The other point of Franklin’s inaccuracy has more to do with human nature than the human body, though. Namely, Franklin didn’t account for the perpetuation of the time-honored human tradition of being really damn cruel to one another and the effect that might have on progress.
Franklin ends this discussion of progress with a sort of recognition that we advance much more quickly in science and technology than we do in humanity, saying, “O that moral Science were in as fair a Way of Improvement, that Men would cease to be Wolves to one another, and that human Beings would at length learn what they now improperly call Humanity.”
Though Franklin does cede that modern society has mostly turned men into monsters and that we humans are sort of inherently garbage to one another, he might’ve underestimated the degree to which our awfulness has impeded our progress. Problems of inequality and extreme self-interest have always stood in the way of widespread and meaningful progress, and we’ve failed to fix those problems, instead allowing them to hold us back. Access to education, positions of power and influence, and even health care have dramatically affected the ways in which we move forward.
Franklin couldn’t have known then about things like the nightmare that is big pharma and the influence of money on health care and the availability of treatments. He likely assumed that we’d understand that even in the medical field, progress requires us to see beyond ourselves and our immediate problems.
Mostly, though, Franklin’s talk of life expectancy largely ignores one of the most significant threats to long lives of leisure: ourselves.
From guns to climate change, if diseases and illnesses don’t take us out, there’s a good chance that we’ll do it ourselves. We gleefully dole out devastating blows to our environment, fill our air with pollution, neglect life-threatening problems in infrastructure, and, at least in the United States, allow almost anyone to walk around with devastating weapons.
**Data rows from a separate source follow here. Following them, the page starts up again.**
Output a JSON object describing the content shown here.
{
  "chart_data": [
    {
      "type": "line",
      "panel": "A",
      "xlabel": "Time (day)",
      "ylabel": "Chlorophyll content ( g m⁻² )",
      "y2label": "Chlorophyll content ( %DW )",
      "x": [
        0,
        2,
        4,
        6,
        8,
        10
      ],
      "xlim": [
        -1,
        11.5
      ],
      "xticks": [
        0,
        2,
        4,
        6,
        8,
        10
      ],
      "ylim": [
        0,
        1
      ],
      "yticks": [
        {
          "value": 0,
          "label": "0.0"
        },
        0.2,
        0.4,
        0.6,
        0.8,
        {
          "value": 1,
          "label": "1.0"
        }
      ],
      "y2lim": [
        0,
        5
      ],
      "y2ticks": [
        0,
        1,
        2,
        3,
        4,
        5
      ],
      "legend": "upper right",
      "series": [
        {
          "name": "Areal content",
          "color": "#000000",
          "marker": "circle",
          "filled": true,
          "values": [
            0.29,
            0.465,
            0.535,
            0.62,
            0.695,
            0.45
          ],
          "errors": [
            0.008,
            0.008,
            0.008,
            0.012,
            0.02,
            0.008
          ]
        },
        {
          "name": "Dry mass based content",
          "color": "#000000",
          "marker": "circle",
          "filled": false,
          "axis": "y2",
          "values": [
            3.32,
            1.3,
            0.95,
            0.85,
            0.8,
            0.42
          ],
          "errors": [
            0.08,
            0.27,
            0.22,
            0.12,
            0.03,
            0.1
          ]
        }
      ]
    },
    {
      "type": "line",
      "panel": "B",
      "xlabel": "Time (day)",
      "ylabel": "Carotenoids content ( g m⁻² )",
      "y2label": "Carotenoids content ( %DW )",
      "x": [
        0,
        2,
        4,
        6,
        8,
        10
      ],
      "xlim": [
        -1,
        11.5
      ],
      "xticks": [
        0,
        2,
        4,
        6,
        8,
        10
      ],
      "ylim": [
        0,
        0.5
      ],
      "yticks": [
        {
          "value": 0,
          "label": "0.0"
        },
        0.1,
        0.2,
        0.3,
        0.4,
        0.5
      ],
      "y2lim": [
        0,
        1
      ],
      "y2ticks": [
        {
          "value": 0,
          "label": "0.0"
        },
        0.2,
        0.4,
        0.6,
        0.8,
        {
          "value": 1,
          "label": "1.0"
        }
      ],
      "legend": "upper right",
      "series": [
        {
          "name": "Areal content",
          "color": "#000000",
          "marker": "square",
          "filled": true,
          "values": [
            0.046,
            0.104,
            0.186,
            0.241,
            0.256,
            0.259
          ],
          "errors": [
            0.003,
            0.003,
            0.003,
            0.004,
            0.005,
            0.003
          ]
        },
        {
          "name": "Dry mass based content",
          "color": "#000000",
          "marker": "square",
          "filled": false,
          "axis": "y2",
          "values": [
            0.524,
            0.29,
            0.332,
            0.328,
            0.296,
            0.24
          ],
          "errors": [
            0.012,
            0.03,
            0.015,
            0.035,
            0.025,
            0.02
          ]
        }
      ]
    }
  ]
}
Barring diseases and bodily failures entirely, the odds of surviving 900 years are decidedly not great given the way we threaten our own lives with murder, war, and carelessness. Of course, if we did live for incredible near 1000-year periods, maybe the value that we place on life would be dramatically different. Maybe we’d behave differently toward one another. Maybe we’d finally figure out a way to fix gross problems of inequality and recognize the same-boatness of living on this planet together. Maybe we’d have a little bit of healthy perspective. For now, though, there’s no way to know. Maybe in an alternate future.